How Clinton could lose the black vote

Serina Gousby

As a Black woman, I forgive Sen. Hillary Clinton and Sen. Bernie Sanders for supporting the 1994 crime bill that gave many Black and Latino Americans life sentences for minor crimes. They have both expressed sympathy and shared ideas on how to fix mass incarceration, and I believe that it was an honest mistake.

In addition, I forgive Mrs. Clinton for calling men of color who are a part of gangs ‘super-predators’ in 1996. However, what I don’t respect is the level of desperation and oddity of Hillary’s motives in order to receive the Black vote.

For the Democratic candidates in this year’s presidential race, the Black vote is important because of the plethora of issues in the United States affecting African-American communities.

In 2015, more than 900 Americans were shot and killed by law enforcement, and 40 percent of the victims were Black men, according to The Washington Post. Mass incarceration, poverty, unemployment and education are what African-Americans want to see change, and most expect Clinton and Sanders to continue to expand current President Barack Obama’s plans to resolve these issues.

However, with a Republican candidate like Donald Trump, who promotes hate and discrimination toward minorities, it is very scary to see how people, specifically white Americans, support the bigotry and ignorance of a man who has a good chance of becoming president.

With that being said, Sanders has been in the news multiple times speaking about racism and mass incarceration, and has pictures from his early twenties of him marching with civil rights leaders like Dr. Martin Luther King, Jr. Some African-Americans look to him as a sign of hope and liberation because he seems to understand these issues and refuses to ignore them. However, some Americans in general feel like he is over promising with no clear explanation to solve these issues; Clinton agrees.

During her time cruising through New York City’s metro system and playing dominoes with residents before the upcoming New York primary on April 19, Clinton spent some time talking to Power 105’s hip hop radio show “The Breakfast Club,” who also interviewed Sanders in February.

One co-host, Angela Yee, asked Clinton what item she always has in her bag, and Clinton said without a pause, “hot sauce.” This response received backlash since it connects with Beyoncé’s Black power anthem “Formation,” with one of the lyrics being “I keep hot sauce in my bag, swag.”

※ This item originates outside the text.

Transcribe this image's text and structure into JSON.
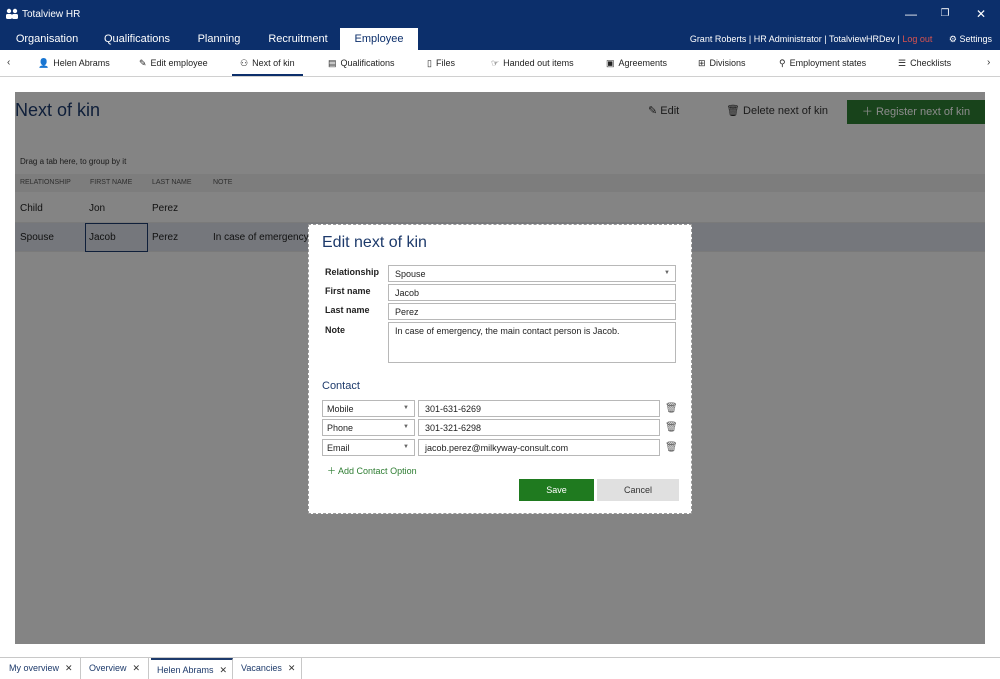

Another co-host, Charlamagne Tha God, commented, “Now listen, I want you to know that people are going to see this and say, ‘She’s pandering to Black people,’” and Clinton responds “Is it working?” No, Sen. Clinton, it’s not working.

Personally, I did not take offense to Clinton learning how to “dougie” on the Ellen show or mispronouncing Beyoncé’s name in one of her speeches, or even this hot sauce comment because it could be true. In 2012, she told the Condé Nast Traveler that she kept 100 bottles of Tabasco sauce in the White House as Secretary of State.

What I take offense to is her acknowledgment of possibly pandering to Black people by her statement “Is it working?” Up to that question, the interview was great, because she really expressed her feelings about negative things that she said in the past and also her views on racism and the prison systems. Clinton’s only way to lose the Black vote is trying to connect with African-Americans in a humorous way.

Former President Bill Clinton was nicknamed America’s First Black President by Toni Morrison, which I will never understand, and now Black Americans will see that his wife is not a saxophone-playing southern girl that African-Americans feel that they can connect to.

Sanders is proven to have Black supporters because of his positive words, his protesting for equal rights in the 1960s, and his political actions. If he does hip-hop dances on a television show or performs rap lyrics that would hurt him tremendously as well.

The best way to get the Black vote is standing by your own truth, expressing honest feelings about issues Black Americans care about, and not looking like a fool by using Black stereotypes or dance moves in order to connect with them.